In a long interview with The Obs accompanying the release of his latest opus, A History of Political Conflict (Seuil) co-written with his colleague Julia Cagé, the economist Thomas Piketty recently made this peremptory observation: “France is not on the right, it is rather in search of economic and social justice […] In France there is a demand for social, for redistribution. For us, this issue must therefore become divisive again.” And Julia Cagé drives the point home: “We must build a much more ambitious reinvestment program in public services than what has been proposed until now. here, in particular towards disadvantaged areas, whether urban or rural: maternity wards, doctors, places in IUT and BTS, etc. This new ambition would be based on contributions from the most fortunate.”

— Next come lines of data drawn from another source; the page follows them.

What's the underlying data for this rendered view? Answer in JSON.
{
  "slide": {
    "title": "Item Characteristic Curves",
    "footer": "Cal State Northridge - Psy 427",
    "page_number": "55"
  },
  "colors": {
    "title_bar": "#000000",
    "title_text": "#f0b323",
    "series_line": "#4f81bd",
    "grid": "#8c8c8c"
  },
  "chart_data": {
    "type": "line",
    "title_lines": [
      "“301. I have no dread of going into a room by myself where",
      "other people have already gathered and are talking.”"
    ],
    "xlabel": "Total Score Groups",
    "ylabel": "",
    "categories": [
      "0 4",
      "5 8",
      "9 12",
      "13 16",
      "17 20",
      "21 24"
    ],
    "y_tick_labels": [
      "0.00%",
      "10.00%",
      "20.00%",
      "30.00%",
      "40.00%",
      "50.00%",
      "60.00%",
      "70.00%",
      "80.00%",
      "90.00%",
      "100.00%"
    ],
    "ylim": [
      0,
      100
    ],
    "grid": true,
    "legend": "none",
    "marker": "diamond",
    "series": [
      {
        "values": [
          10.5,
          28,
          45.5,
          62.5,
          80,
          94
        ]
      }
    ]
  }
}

The austere and technical analysis published on September 19 by INSEE will undoubtedly have less resonance than this “book which relaunches the left”, as the weekly headlined it with passion. It nonetheless constitutes a valuable counterpoint.
At the heart of this note, Mathias André, Jean-Marc Germain and Michaël Sicsic are interested in the notion of “expanded redistribution”, in line with the work, in 2018, of a certain… Thomas Piketty cited in the introductory remarks . What is it about ? As INSEE experts explain, “taxes and social contributions finance pensions, social benefits and public services, individualizable – such as education and health – or collective, such as defense or security. research. All of these public transfers, taken from or received by households, organize a so-called expanded redistribution.” In short, the right approach to assess the effectiveness of the French redistributive system involves the monetary valuation of public services from which all households, regardless of their income level, benefit.
INSEE’s conclusions, far from Piketty’s unequal hell
The conclusions reached by INSEE in its examination of the national accounts in 2019 are clear, and very different from the inequality hell pointed out for years by Thomas Piketty. Before transfers, wealthy households, which represent 10% of the population, have on average an income 18 times higher than the poorest 13% of households. Except that after transfers – or “extended redistribution” – this ratio is only 1 to 3. In this zero-sum game – 500 billion euros pass between one and the other – certain households are contributors net: they put more into the common pot than they receive. Others, logically, are net beneficiaries. In 2019, overall, 57% of people received more than they paid in. This rate of net beneficiaries rises to more than 95% among the poorest 15%, compared to only 13% among the wealthiest 5%.
In detail, the map drawn up by INSEE of winners and losers is just as instructive. Those over 65 are more than 90% net beneficiaries, thanks to the pay-as-you-go pension plan. The income before transfers of the most qualified (Bac + 3 and above) is 3.2 times higher than that of non-graduates in the 30-39 age group. It reaches 3.5 times among 50-64 year olds. But after transfers, this ratio drops to 1.4 times and 1.9 times respectively. Women living alone without children (9% of the population) are net beneficiaries of 47 billion euros per year. Those who live alone with children (also 9% of the population) are also, for 37 billion euros. As for the income of executives, self-employed people or business leaders, it is, on average, 2.7 times higher before transfers than that of workers, but 1.7 times afterward.
“This redistribution extended to all public services and including pensions […] contributes to a significant reduction in income inequalities”, note the authors at the end of their study. Incontestable figures, far from the mirages of “divide”.